The skills and so forth isn't what I meant by 'balance'. I should've made it clearer, but I made that last post on my phone whilst I was sitting on the toilet and thus my capacity for verbosity was compromised. The game's balance goes beyond the mathematics of levelling up; things like details have to be balanced, story elements have to be balanced, NPC voices have to be balanced, loot and quest rewards have to be balanced. It all has to be balanced.
Consider this; did you think Black Reach was awesome? Yes, you did, and that's because the awesome has to be balanced. You have to have different types of awesome in the game, and not too much of it, otherwise nothing would stand out; the game has to be filled up with boring (but still pretty) clutter in just the right amounts. If you put too much awesome into the game, it just becomes weird.
The NPC dialogue in the game has been balanced. They've managed to put the bare minimum of unique dialogue into the game but balanced it well enough that it isn't too irritating.
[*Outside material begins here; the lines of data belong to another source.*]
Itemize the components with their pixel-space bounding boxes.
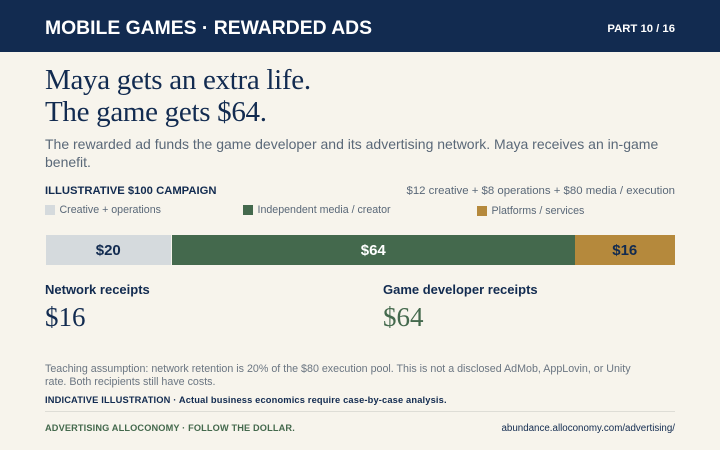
developer value: $64 — [383, 302, 424, 332]
segment: $64: $64 — [361, 242, 386, 259]
stat: network receipts — [45, 282, 150, 332]
subheading: The rewarded ad funds the game developer and its advertising network. Maya receives an in-game — [45, 136, 658, 152]
part indicator: PART 10 / 16 — [607, 23, 675, 35]
network label: Network receipts — [45, 282, 150, 297]
main headline: The game gets $64. — [45, 96, 267, 128]
header title: MOBILE GAMES · REWARDED ADS — [45, 17, 372, 39]
developer label: Game developer receipts — [383, 282, 538, 297]
subheading — [45, 136, 658, 170]
segment: $16: $16 — [612, 242, 637, 259]
teaching assumption note: Teaching assumption: network retention is 20% of the $80 execution pool. This is not a disclosed AdMob, AppLovin, or Unity — [45, 363, 631, 375]
campaign label: ILLUSTRATIVE $100 CAMPAIGN — [45, 185, 216, 197]
teaching assumption note: rate. Both recipients still have costs. — [45, 376, 215, 388]
segment: $16 — [575, 235, 674, 265]
network value: $16 — [45, 302, 86, 332]
disclaimer: INDICATIVE ILLUSTRATION · Actual business economics require case-by-case analysis. — [45, 395, 447, 405]
legend: independent media: Independent media / creator — [258, 204, 391, 216]
legend: creative + operations: Creative + operations — [60, 204, 161, 216]
campaign breakdown: $12 creative + $8 operations + $80 media / execution — [406, 185, 675, 197]
legend: platforms: Platforms / services — [492, 205, 584, 217]
header band — [0, 0, 720, 52]
legend — [45, 204, 584, 217]
segment: $64 — [172, 235, 574, 265]
segment: $20: $20 — [96, 242, 121, 259]
stacked bar — [46, 235, 675, 265]
subheading: benefit. — [45, 154, 91, 170]
footer url: abundance.alloconomy.com/advertising/ — [501, 423, 675, 434]
main headline — [45, 64, 311, 128]
teaching assumption note — [45, 363, 631, 388]
main headline: Maya gets an extra life. — [45, 64, 311, 96]
stat: game developer receipts — [383, 282, 538, 332]
segment: $20 — [46, 235, 170, 265]
footer tagline: ADVERTISING ALLOCONOMY · FOLLOW THE DOLLAR. — [45, 423, 295, 433]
Yes, of course, some aspects of the game are 'broken' in the sense that the right combination of skills and equipment make you a nigh-invulnerable killing machine. You have to put that in an RPG. Hell, for most of us, working out how to break the game is the game. It's possible for a game to be too balanced, which makes it dreadful. If a single-player RPG is too balanced, then all paths of character progression become equal; in which case, there's no point in having any customisation of character progression at all.
This is why I rarely play mods; most mods add new features that unbalance the game. DLCs and add-on packs also have the same effect. Don't get me wrong, mods can be fun, but if you add, say, twenty unrelated mods to the game (not including graphical overhaul mods, bugfixes, UI mods, etc.) you end up with a frankly bizarre game, one that I find it difficult to play. The thing is, you can tolerate a bunch of different disjointed mods because you installed them. If the developer adds twenty or thirty random things to the game just because they're cool, the game doesn't knit together so well and you end up with a profoundly weird title, one that people won't be as bothered to mod.
I don't think people give Skyrim enough credit. In most respects, they learnt and applied a lot of lessons from their previous mistakes, and yet made relatively few new ones. I think the game is balanced in most respects, and all the elements come together well. I'm completely happy with the amount of content in the game. The next game will have a lot to live up to.